在使用 Write 前，需要先执行一次 click 以聚焦目标元素。
Scroll 可以接受一个可选的 selector，用于滚动特定元素而不是整个页面。
Wait 接受 milliseconds（固定延迟）或 selector（等待元素可见）两种参数中的一种。
actions 按顺序执行：每一步都会在下一步开始前完成。
actions 不支持 PDF。如果 URL 解析为 PDF 文档，请求将会失败。

高级操作示例

执行截图操作：

cURL

curl -X POST https://api.firecrawl.dev/v2/scrape \
  -H 'Content-Type: application/json' \
  -H 'Authorization: Bearer fc-YOUR-API-KEY' \
  -d '{
    "url": "https://example.com",
    "actions": [
      { "type": "click", "selector": "#load-more" },
      { "type": "wait", "milliseconds": 1000 },
      { "type": "screenshot", "fullPage": true, "quality": 80 }
    ]
  }'

点击多个元素：

cURL

curl -X POST https://api.firecrawl.dev/v2/scrape \
  -H 'Content-Type: application/json' \
  -H 'Authorization: Bearer fc-YOUR-API-KEY' \
  -d '{
    "url": "https://example.com",
    "actions": [
      { "type": "click", "selector": ".expand-button", "all": true },
      { "type": "wait", "milliseconds": 500 }
    ],
    "formats": ["markdown"]
  }'

生成 PDF 文件：

cURL

curl -X POST https://api.firecrawl.dev/v2/scrape \
  -H 'Content-Type: application/json' \
  -H 'Authorization: Bearer fc-YOUR-API-KEY' \
  -d '{
    "url": "https://example.com",
    "actions": [
      { "type": "pdf", "format": "A4", "landscape": false }
    ]
  }'

执行 JavaScript (例如提取页面内嵌数据) ：

cURL

curl -X POST https://api.firecrawl.dev/v2/scrape \
  -H 'Content-Type: application/json' \
  -H 'Authorization: Bearer fc-YOUR-API-KEY' \
  -d '{
    "url": "https://example.com",
    "actions": [
      { "type": "executeJavascript", "script": "document.querySelector(\"#__NEXT_DATA__\").textContent" }
    ],
    "formats": ["markdown"]
  }'

每个 executeJavascript 操作的返回值都会记录在响应中的 actions.javascriptReturns 数组里。

完整抓取示例

以下请求组合了多个抓取选项：

cURL

curl -X POST https://api.firecrawl.dev/v2/scrape \
    -H 'Content-Type: application/json' \
    -H 'Authorization: Bearer fc-YOUR-API-KEY' \
    -d '{
      "url": "https://docs.firecrawl.dev",
      "formats": [
        "markdown",
        "links",
        "html",
        "rawHtml",
        { "type": "screenshot", "fullPage": true, "quality": 80 }
      ],
      "includeTags": ["h1", "p", "a", ".main-content"],
      "excludeTags": ["#ad", "#footer"],
      "onlyMainContent": false,
      "waitFor": 1000,
      "timeout": 15000,
      "parsers": ["pdf"]
    }'

该请求会返回 Markdown、HTML、原始 HTML、链接以及整页截图。

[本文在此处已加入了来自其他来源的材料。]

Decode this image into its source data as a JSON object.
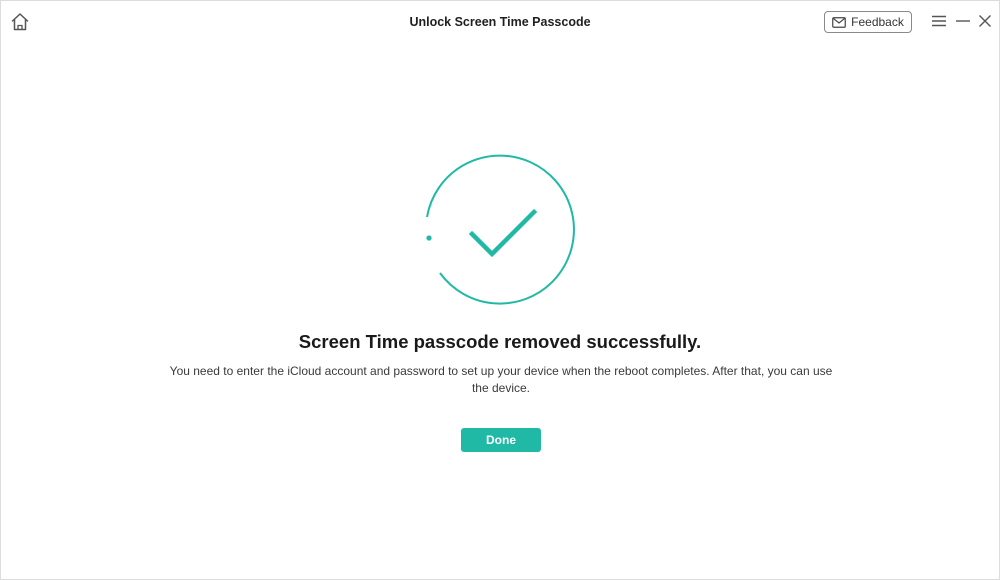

它将内容范围限定为 <h1>、<p>、<a> 和 .main-content，同时排除 #ad 和 #footer，在开始抓取前等待 1 秒，将超时时间设置为 15 秒，并启用 PDF 解析。有关详细信息，请参阅完整的 Scrape API 参考文档。

通过 formats 进行 JSON 提取

在 formats 中使用 JSON 格式对象，一次性提取结构化数据：

from firecrawl import Firecrawl

firecrawl = Firecrawl(api_key='fc-YOUR-API-KEY')

doc = firecrawl.scrape('https://firecrawl.dev', {
  'formats': [{
    'type': 'json',
    'prompt': 'Extract the features of the product',
    'schema': {
      'type': 'object',
      'properties': { 'features': { 'type': 'object' } },
      'required': ['features']
    }
  }]
})

print(doc.json)

Agent endpoint

使用 /v2/agent 端点进行自动化的多页面数据提取。Agent 以异步方式运行：你先创建一个任务，然后通过轮询获取结果。

Agent 选项

参数	类型	默认值	描述
`prompt`	`string`	(required)	自然语言说明，用于描述要提取哪些数据 (最多 10,000 个字符) 。
`urls`	`array`	—	将 Agent 的访问限制在这些 URL。
`schema`	`object`	—	用于组织提取数据结构的 JSON 模式 (schema) 。
`maxCredits`	`number`	`2500`	Agent 可消耗的最大额度。Dashboard 最多支持 2,500；如需更高上限，请通过 API 设置 (高于 2,500 的值始终按付费请求计费) 。
`strictConstrainToURLs`	`boolean`	`false`	为 `true` 时，Agent 只会访问提供的这些 URL。
`model`	`string`	`"spark-1-mini"`	要使用的 AI 模型。`"spark-1-mini"` (默认，成本降低 60%) 或 `"spark-1-pro"` (更高准确率) 。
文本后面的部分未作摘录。